There’s always new whisky to discover. It’s one of the great things about whisky. So as we enter a new year, embrace the diversity and try something new. These ten whiskies are all brilliant for different reasons. We’ve steered away from some of the biggest names and classic supermarket shelf brands to give the spotlight to some cracking producers.
Here’s 10 whiskies you need to try in 2024.
Bushmills is a massive name but one that probably doesn’t get the credit it deserves for its delicious brand of rich, fruity whiskey. The brand’s 16-year-old Irish single malt is aged in three different cask types: bourbon, Port and sherry, which imparts notes of fruit, nuts and spices.
The Tamdhu train is one we are fully onboard and we don’t need an excuse to talk about its sherried single malt, but we’ll take one. This is the second release of Tamdhu’s Quercus Alba Distinction series, showcasing whisky matured entirely in first-fill American oak sherry casks.

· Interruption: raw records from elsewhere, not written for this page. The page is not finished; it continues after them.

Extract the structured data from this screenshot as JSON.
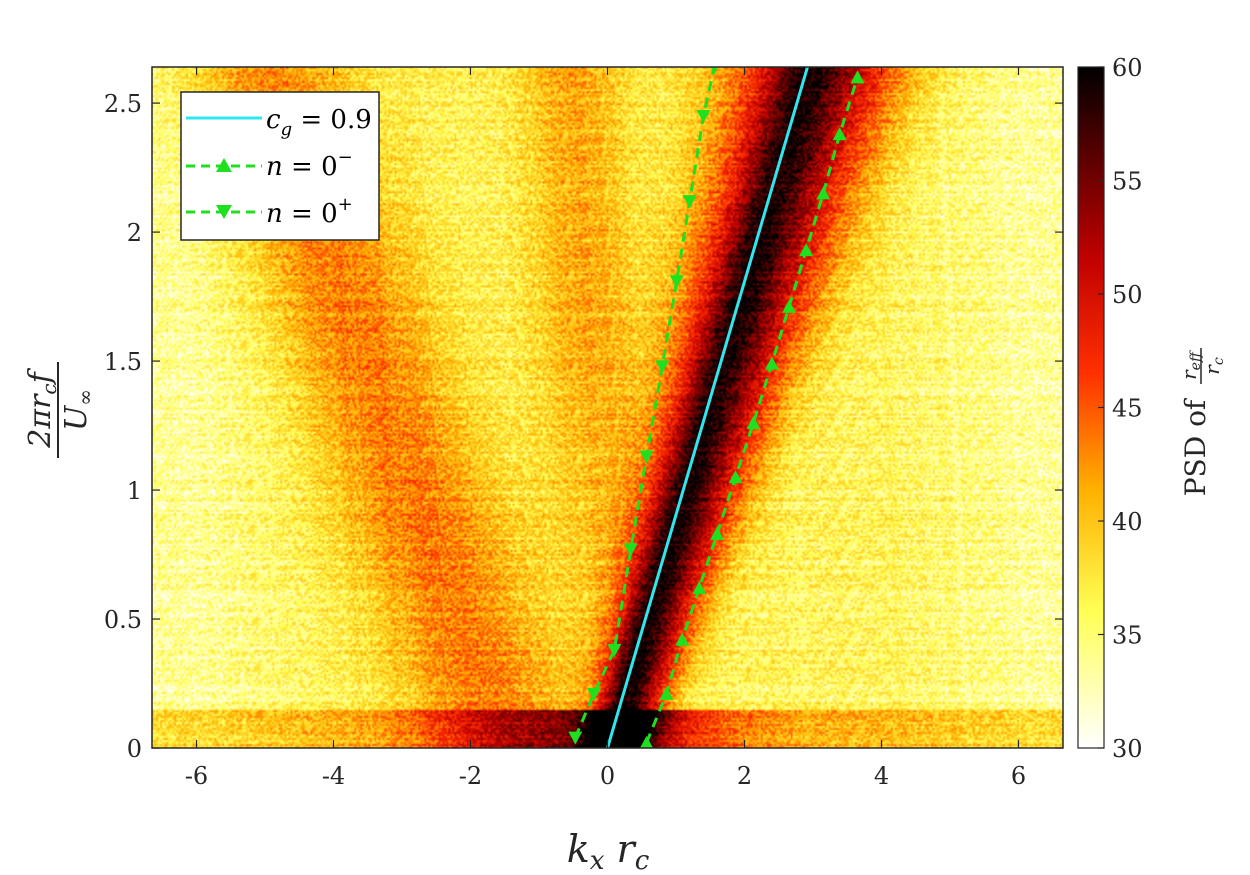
{
  "chart_data": {
    "type": "heatmap",
    "title": "",
    "xlabel": {
      "main": "k",
      "sub1": "x",
      "main2": "r",
      "sub2": "c"
    },
    "ylabel": {
      "numerator": "2πr",
      "num_sub": "c",
      "num_tail": "f",
      "denominator": "U",
      "den_sub": "∞"
    },
    "xlim": [
      -6.65,
      6.65
    ],
    "ylim": [
      0,
      2.64
    ],
    "xticks": [
      -6,
      -4,
      -2,
      0,
      2,
      4,
      6
    ],
    "xtick_labels": [
      "-6",
      "-4",
      "-2",
      "0",
      "2",
      "4",
      "6"
    ],
    "yticks": [
      0,
      0.5,
      1,
      1.5,
      2,
      2.5
    ],
    "ytick_labels": [
      "0",
      "0.5",
      "1",
      "1.5",
      "2",
      "2.5"
    ],
    "colorbar": {
      "range": [
        30,
        60
      ],
      "ticks": [
        30,
        35,
        40,
        45,
        50,
        55,
        60
      ],
      "tick_labels": [
        "30",
        "35",
        "40",
        "45",
        "50",
        "55",
        "60"
      ],
      "label_prefix": "PSD of",
      "label_fraction_numerator": "r",
      "label_fraction_num_sub": "eff",
      "label_fraction_denominator": "r",
      "label_fraction_den_sub": "c",
      "colormap": [
        "#ffffff",
        "#ffff40",
        "#ffb000",
        "#ff5000",
        "#d00000",
        "#700000",
        "#000000"
      ]
    },
    "legend": {
      "placement": "top-left",
      "entries": [
        {
          "label_main": "c",
          "label_sub": "g",
          "label_sup": "",
          "label_tail": " = 0.9",
          "color": "#2ee8f0",
          "style": "solid",
          "marker": "none"
        },
        {
          "label_main": "n",
          "label_sub": "",
          "label_sup": "−",
          "label_tail": " = 0",
          "color": "#1fe01f",
          "style": "dashed",
          "marker": "triangle-up"
        },
        {
          "label_main": "n",
          "label_sub": "",
          "label_sup": "+",
          "label_tail": " = 0",
          "color": "#1fe01f",
          "style": "dashed",
          "marker": "triangle-down"
        }
      ]
    },
    "series": [
      {
        "name": "c_g = 0.9",
        "color": "#2ee8f0",
        "points": [
          [
            0,
            0
          ],
          [
            2.92,
            2.64
          ]
        ]
      },
      {
        "name": "n = 0−",
        "color": "#1fe01f",
        "marker": "triangle-up",
        "points": [
          [
            0.57,
            0.02
          ],
          [
            0.86,
            0.21
          ],
          [
            1.09,
            0.42
          ],
          [
            1.34,
            0.62
          ],
          [
            1.6,
            0.83
          ],
          [
            1.87,
            1.05
          ],
          [
            2.13,
            1.26
          ],
          [
            2.4,
            1.49
          ],
          [
            2.65,
            1.71
          ],
          [
            2.9,
            1.93
          ],
          [
            3.15,
            2.15
          ],
          [
            3.39,
            2.38
          ],
          [
            3.65,
            2.6
          ]
        ]
      },
      {
        "name": "n = 0+",
        "color": "#1fe01f",
        "marker": "triangle-down",
        "points": [
          [
            -0.47,
            0.04
          ],
          [
            -0.2,
            0.21
          ],
          [
            0.1,
            0.38
          ],
          [
            0.34,
            0.77
          ],
          [
            0.57,
            1.13
          ],
          [
            0.8,
            1.48
          ],
          [
            1.01,
            1.81
          ],
          [
            1.2,
            2.12
          ],
          [
            1.4,
            2.45
          ],
          [
            1.56,
            2.64
          ]
        ]
      }
    ]
  }
}
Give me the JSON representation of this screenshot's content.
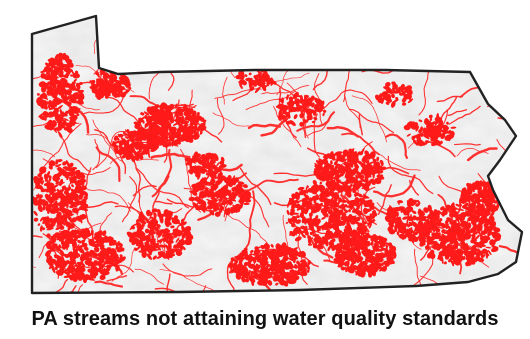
{
  "caption": "PA streams not attaining water quality standards",
  "map": {
    "region": "Pennsylvania",
    "impaired_color": "#ff1a1a",
    "stream_color": "#ff3030",
    "outline_color": "#222222",
    "background_color": "#f7f7f7"
  }
}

If you want to compare the difference between American and European oak, this is the tastiest way to do so.
That Boutique-y Whisky Company are masters at bottling whisky you probably haven’t tasted before and that was certainly the case for us with this Danish single malt whisky from the Fary Lochan Distillery. The brand smokes its barley using nettles, making for an intriguing different flavour profile to classic peat-smoked whiskies.
From the giant Fuji Gotemba Distillery comes the brand’s signature single malt. Yes, the distillery is at the base of Mount Fuji, but there’s a lot more to it than that, as our in-depth feature on it explains. Suffice it to say, Fuji Gotemba is a brand you should acquaint yourself with and the Single Malt is a good place to start. Matured in a combination of bourbon and beer casks, this is an elegant, Scotch-style single malt.

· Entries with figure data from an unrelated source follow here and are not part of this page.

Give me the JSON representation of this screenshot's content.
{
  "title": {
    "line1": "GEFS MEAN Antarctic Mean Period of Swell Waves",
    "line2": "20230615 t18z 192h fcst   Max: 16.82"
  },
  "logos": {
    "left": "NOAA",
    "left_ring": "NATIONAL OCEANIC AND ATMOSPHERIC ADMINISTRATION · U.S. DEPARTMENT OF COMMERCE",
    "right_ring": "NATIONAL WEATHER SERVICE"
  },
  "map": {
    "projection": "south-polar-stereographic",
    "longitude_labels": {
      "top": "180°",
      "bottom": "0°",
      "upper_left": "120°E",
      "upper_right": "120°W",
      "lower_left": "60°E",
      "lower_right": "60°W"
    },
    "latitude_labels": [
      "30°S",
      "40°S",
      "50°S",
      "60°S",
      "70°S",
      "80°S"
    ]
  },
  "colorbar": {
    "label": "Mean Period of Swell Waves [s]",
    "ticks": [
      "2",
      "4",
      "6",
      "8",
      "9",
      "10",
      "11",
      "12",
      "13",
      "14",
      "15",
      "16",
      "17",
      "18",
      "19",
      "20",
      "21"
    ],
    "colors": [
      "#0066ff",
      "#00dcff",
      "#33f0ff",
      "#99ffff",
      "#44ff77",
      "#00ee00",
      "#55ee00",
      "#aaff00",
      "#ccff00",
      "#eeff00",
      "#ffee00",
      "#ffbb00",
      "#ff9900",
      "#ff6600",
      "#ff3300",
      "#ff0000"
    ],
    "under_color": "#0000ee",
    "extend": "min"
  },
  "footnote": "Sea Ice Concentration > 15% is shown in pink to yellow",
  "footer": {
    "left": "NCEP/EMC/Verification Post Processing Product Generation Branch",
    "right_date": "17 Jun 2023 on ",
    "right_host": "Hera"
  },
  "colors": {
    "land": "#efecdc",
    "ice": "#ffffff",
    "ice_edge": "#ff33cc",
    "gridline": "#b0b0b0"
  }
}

Ephemeral is excitingly exclusive to us. That’s not the whole reason to taste it, however. It was made from New Zealand laureate barley and aged in a 200-litre virgin French oak barrel for at least five years before it was finished in a single New Zealand Pinot Noir cask. It was then bottled at a cask strength of 57% ABV and is presented with its natural colour, and without chill-filtration. It’s a super interesting single malt that will introduce you to Scapegrace, a name you’ll soon get to know even better.
From brothers Ally and Gordon Stevenson, who boast 20+ years of industry experience, Turntable blended Scotch whiskies is a range that has really caught our eye. That’s not just because of the striking music-themed labels, but also the quality of the whisky. Every expression is left to marry for a minimum of three months before bottling and is all non-chill-filtered, natural colour, and 46% ABV in strength, and each marriage also boasts some very interesting distilleries and maturation profiles. Take Turntable Track 02: Firestarter Whisky. It’s a top blend of 40% Caol Ila virgin oak barrel, 23% Cameronbridge virgin oak barrel, 22% Benrinnes Chinkapin barrel, and 15% Invergordon virgin oak barrel, it’s a fresh and sweet and gooey dram with campfire smoke, vanilla, toffee apple, and pineapple.
Beautiful Fruit 8 Year Old is top-value Irish whiskey. An elegant eight-year-old single grain, it boasts a beautifully fruit-forward, estery character with a tropical tang. At this price, mixing is a real possibility with this one, and it works superbly in many a cocktail.
A true mix of sherry and Scotch, as Henry explains here, this blended whisky was distilled and aged in Scotland and then shipped to Jerez for a finishing in PX sherry casks. Bottled at 41.3% ABV, he describes it as a “heady decadent spirit”, with “something like 12 grams of sugar per litre in the standard bottling, all PX sherry that had soaked into the wood. It actually tastes a lot like a Brandy de Jerez”. Really interesting stuff, this.
The perfect blend which you’ll never feel guilty for cracking open. This corker from Compass Box was made with 33% Lowland grain whisky and 67% malt whisky from the Highlands, Speyside and Islay, aged in a combination of first-fill and refill bourbon barrels and first-fill Sherry casks, with a small portion being finished in new French oak. It’s cheap enough to mix liberally and complex enough to enjoy neat.
We went deep into the Scottish Highlands to find this tasty single malt from Strathdearn. We love finding hidden gems for you and this year you need to embrace single cask and the singular, if you haven’t already. Just 324 bottles were filled from a barrique for this one, so don’t hang around.